The answer, of course, is the answer that the Fed will never admit. The reason companies aren’t investing more aggressively in plant and equipment and technology is BECAUSE we have the most accommodative monetary policy in the history of the world, with the easiest money to borrow that corporations have ever seen. Why in the world would management take the risk — and it’s definitely a risk — of investing for real growth when they are so awash in easy money that they can beat their earnings guidance with a risk-free stock buyback? Why in the world would management take the risk — and it’s definitely a risk — of investing for GAAP earnings when they are so awash in easy money that they can hit their pro forma narrative guidance by simply buying profitless revenue? Why in the world would companies take any risk at all when the Fed has eliminated any and all negative consequences for playing it safe? It’s like going to a college where grade inflation makes an A- the average grade. Sure, I could bust a gut to get that A, but why would I do that?
How does this apply to wage inflation? It’s the same thing. Why in the world would a company pay up to fill a position when it’s a risk they really don’t need to take? Yeah, we’ve got job openings, and yeah, our skill positions are increasingly going unfilled, and yeah, we’d like to expand and grow … I suppose. But, hey, we’re hitting our numbers just fine as it stands and, if you hadn’t noticed, our stock price hit a new high yesterday. Why mess up a good thing?
How does this change? As the Fed slowly raises rates, as the barge slowly chugs down the tightening river, it will force companies to play it less safe. It will force companies to take on more risk. It will force companies to invest more in plant and equipment and technology. It will force companies to pay up for the skilled workers they need. You want wage inflation? You want productivity growth? Then raise rates!
And god forbid if we actually get a tax reform bill passed. That’s the off-to-the-races moment.
My point is a simple one. In exactly the same way that QE was deflationary in practice when it was inflationary in theory, so will the end of QE be inflationary in practice when it is deflationary in theory. That’s the real world impact I’m talking about, the world of wages and output and productivity. You know, the real world that used to be the touchstone of our markets.
And here’s my other point. In the Bizarro-world that central bankers have created over the past eight years, raising rates isn’t going to have the same inflation-dampening effect that it’s had in past tightening cycles, at least not until you get to much higher rates than you have today. It’s going to accelerate inflation by forcing risk-taking in the real world, which means that the barge is going to have to move faster and faster the more it moves at all. I think that today’s head-scratcher for the world’s central banks — why haven’t our easy money policies created inflation in the real world? — will soon be replaced by a new head-scratcher — why haven’t our tighter money policies tamed inflation in the real world?

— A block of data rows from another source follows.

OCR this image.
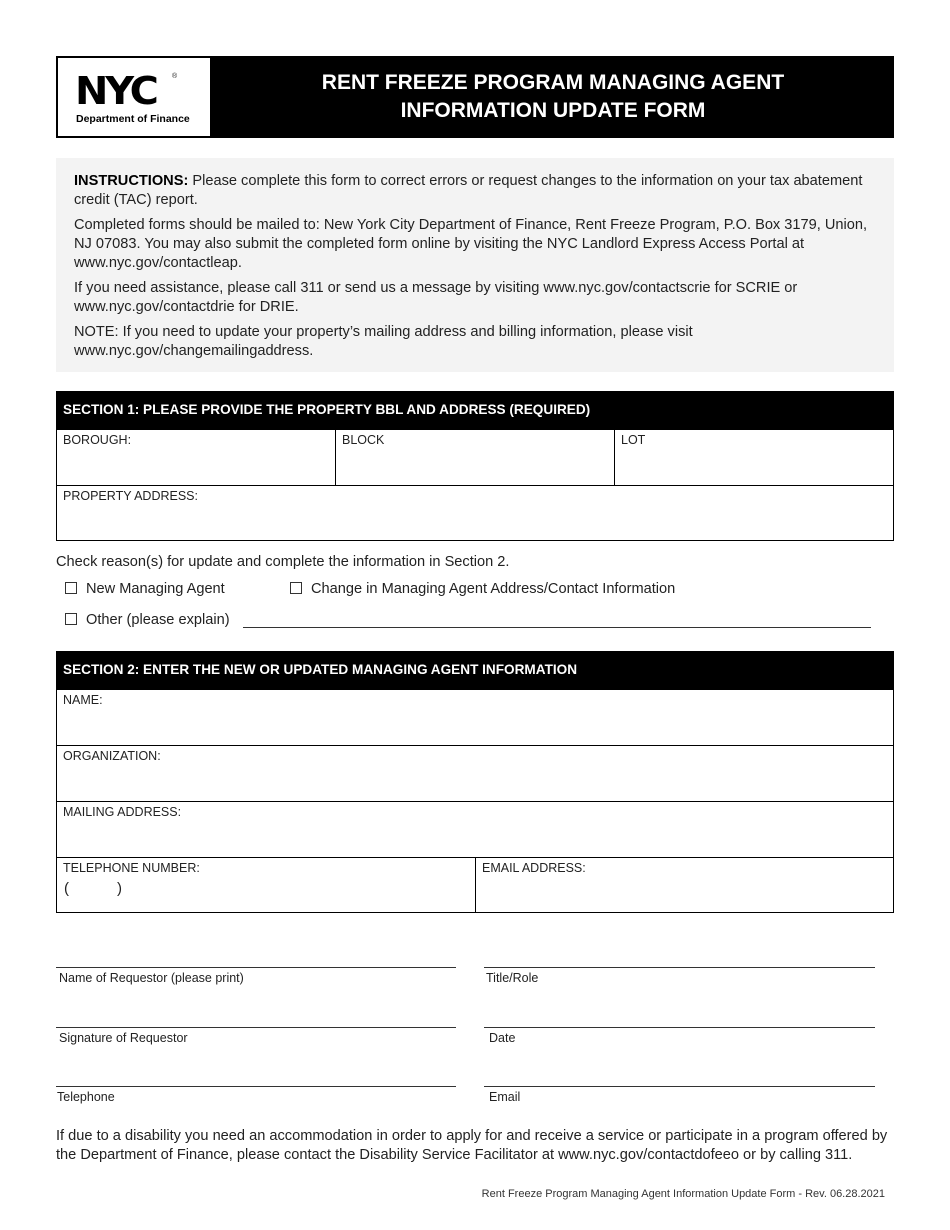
NYC ®
Department of Finance
RENT FREEZE PROGRAM MANAGING AGENT
INFORMATION UPDATE FORM

INSTRUCTIONS: Please complete this form to correct errors or request changes to the information on your tax abatement credit (TAC) report.

Completed forms should be mailed to: New York City Department of Finance, Rent Freeze Program, P.O. Box 3179, Union, NJ 07083. You may also submit the completed form online by visiting the NYC Landlord Express Access Portal at www.nyc.gov/contactleap.

If you need assistance, please call 311 or send us a message by visiting www.nyc.gov/contactscrie for SCRIE or www.nyc.gov/contactdrie for DRIE.

NOTE: If you need to update your property’s mailing address and billing information, please visit www.nyc.gov/changemailingaddress.

SECTION 1: PLEASE PROVIDE THE PROPERTY BBL AND ADDRESS (REQUIRED)
BOROUGH:	BLOCK	LOT
PROPERTY ADDRESS:
Check reason(s) for update and complete the information in Section 2.
New Managing Agent	Change in Managing Agent Address/Contact Information
Other (please explain)
SECTION 2: ENTER THE NEW OR UPDATED MANAGING AGENT INFORMATION
NAME:
ORGANIZATION:
MAILING ADDRESS:
TELEPHONE NUMBER:
(	)
EMAIL ADDRESS:
Name of Requestor (please print)	Title/Role
Signature of Requestor	Date
Telephone	Email
If due to a disability you need an accommodation in order to apply for and receive a service or participate in a program offered by the Department of Finance, please contact the Disability Service Facilitator at www.nyc.gov/contactdofeeo or by calling 311.
Rent Freeze Program Managing Agent Information Update Form - Rev. 06.28.2021
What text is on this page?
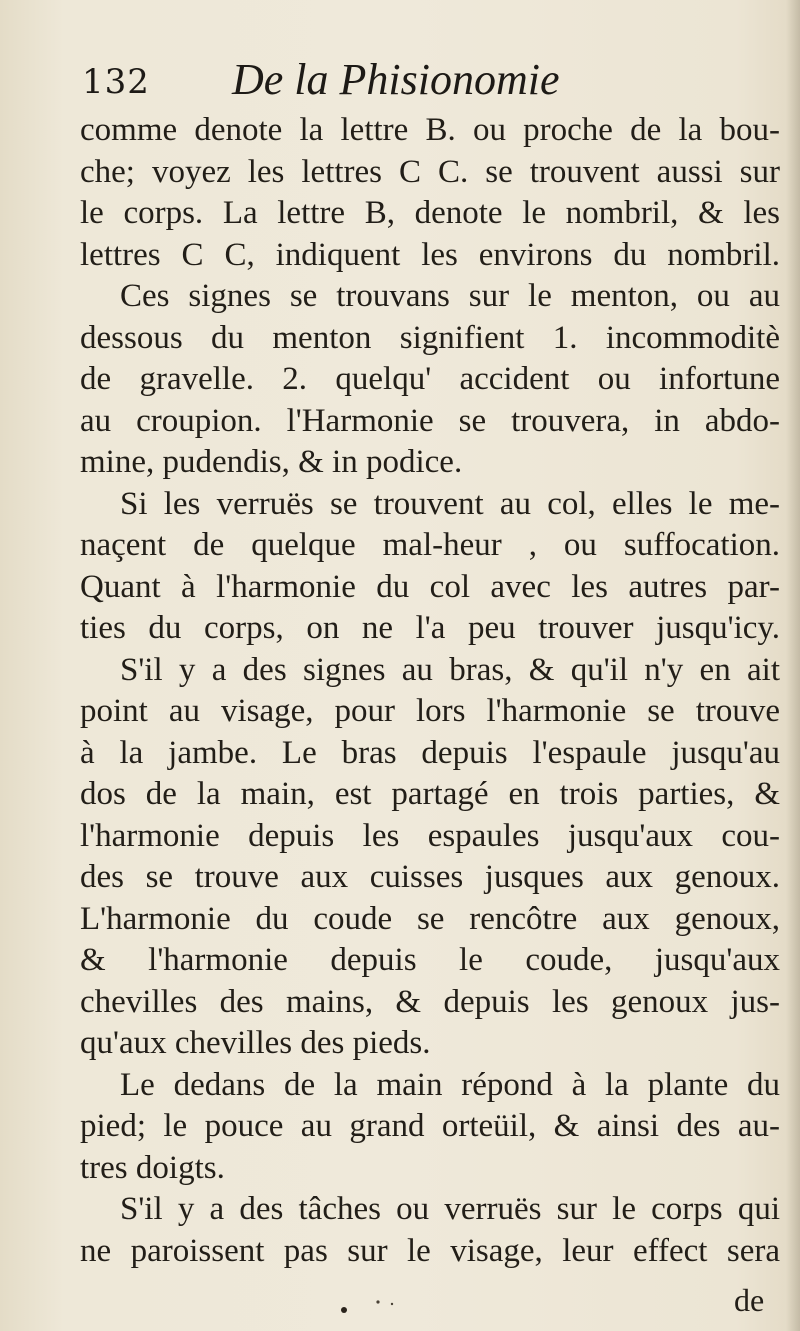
132 De la Phisionomie
comme denote la lettre B. ou proche de la bou-
che; voyez les lettres C C. se trouvent aussi sur
le corps. La lettre B, denote le nombril, & les
lettres C C, indiquent les environs du nombril.
Ces signes se trouvans sur le menton, ou au
dessous du menton signifient 1. incommoditè
de gravelle. 2. quelqu' accident ou infortune
au croupion. l'Harmonie se trouvera, in abdo-
mine, pudendis, & in podice.
Si les verruës se trouvent au col, elles le me-
naçent de quelque mal-heur , ou suffocation.
Quant à l'harmonie du col avec les autres par-
ties du corps, on ne l'a peu trouver jusqu'icy.
S'il y a des signes au bras, & qu'il n'y en ait
point au visage, pour lors l'harmonie se trouve
à la jambe. Le bras depuis l'espaule jusqu'au
dos de la main, est partagé en trois parties, &
l'harmonie depuis les espaules jusqu'aux cou-
des se trouve aux cuisses jusques aux genoux.
L'harmonie du coude se rencôtre aux genoux,
& l'harmonie depuis le coude, jusqu'aux
chevilles des mains, & depuis les genoux jus-
qu'aux chevilles des pieds.
Le dedans de la main répond à la plante du
pied; le pouce au grand orteüil, & ainsi des au-
tres doigts.
S'il y a des tâches ou verruës sur le corps qui
ne paroissent pas sur le visage, leur effect sera
de
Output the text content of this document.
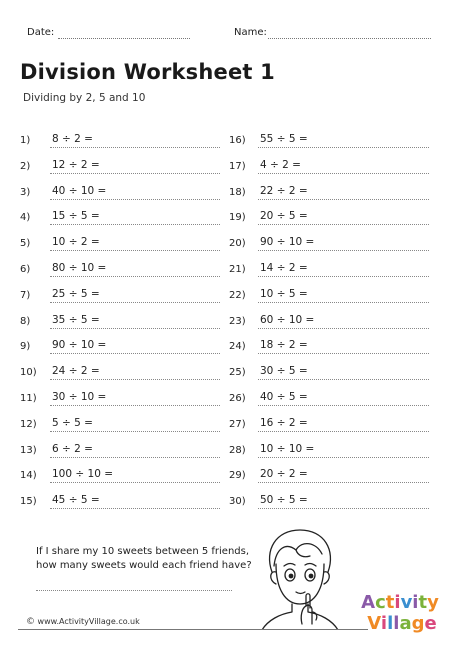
Date:	Name:
Division Worksheet 1
Dividing by 2, 5 and 10
1) 8 ÷ 2 =
2) 12 ÷ 2 =
3) 40 ÷ 10 =
4) 15 ÷ 5 =
5) 10 ÷ 2 =
6) 80 ÷ 10 =
7) 25 ÷ 5 =
8) 35 ÷ 5 =
9) 90 ÷ 10 =
10) 24 ÷ 2 =
11) 30 ÷ 10 =
12) 5 ÷ 5 =
13) 6 ÷ 2 =
14) 100 ÷ 10 =
15) 45 ÷ 5 =
16) 55 ÷ 5 =
17) 4 ÷ 2 =
18) 22 ÷ 2 =
19) 20 ÷ 5 =
20) 90 ÷ 10 =
21) 14 ÷ 2 =
22) 10 ÷ 5 =
23) 60 ÷ 10 =
24) 18 ÷ 2 =
25) 30 ÷ 5 =
26) 40 ÷ 5 =
27) 16 ÷ 2 =
28) 10 ÷ 10 =
29) 20 ÷ 2 =
30) 50 ÷ 5 =
If I share my 10 sweets between 5 friends,
how many sweets would each friend have?
© www.ActivityVillage.co.uk
Activity
Village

My view: as the tide of QE goes out, the tide of inflation comes in. And the more that the QE tide recedes, the more inflation comes in. I know that this sounds like a nutty scenario today, with everyone talking about how inflation is dead and gone, and how the Fed will be “fighting” inflation by raising rates, but I gotta call ‘em like I see ‘em. It’s a scenario that neither central banks nor markets have contemplated in any serious way, but it’s going to be a focus for Epsilon Theory.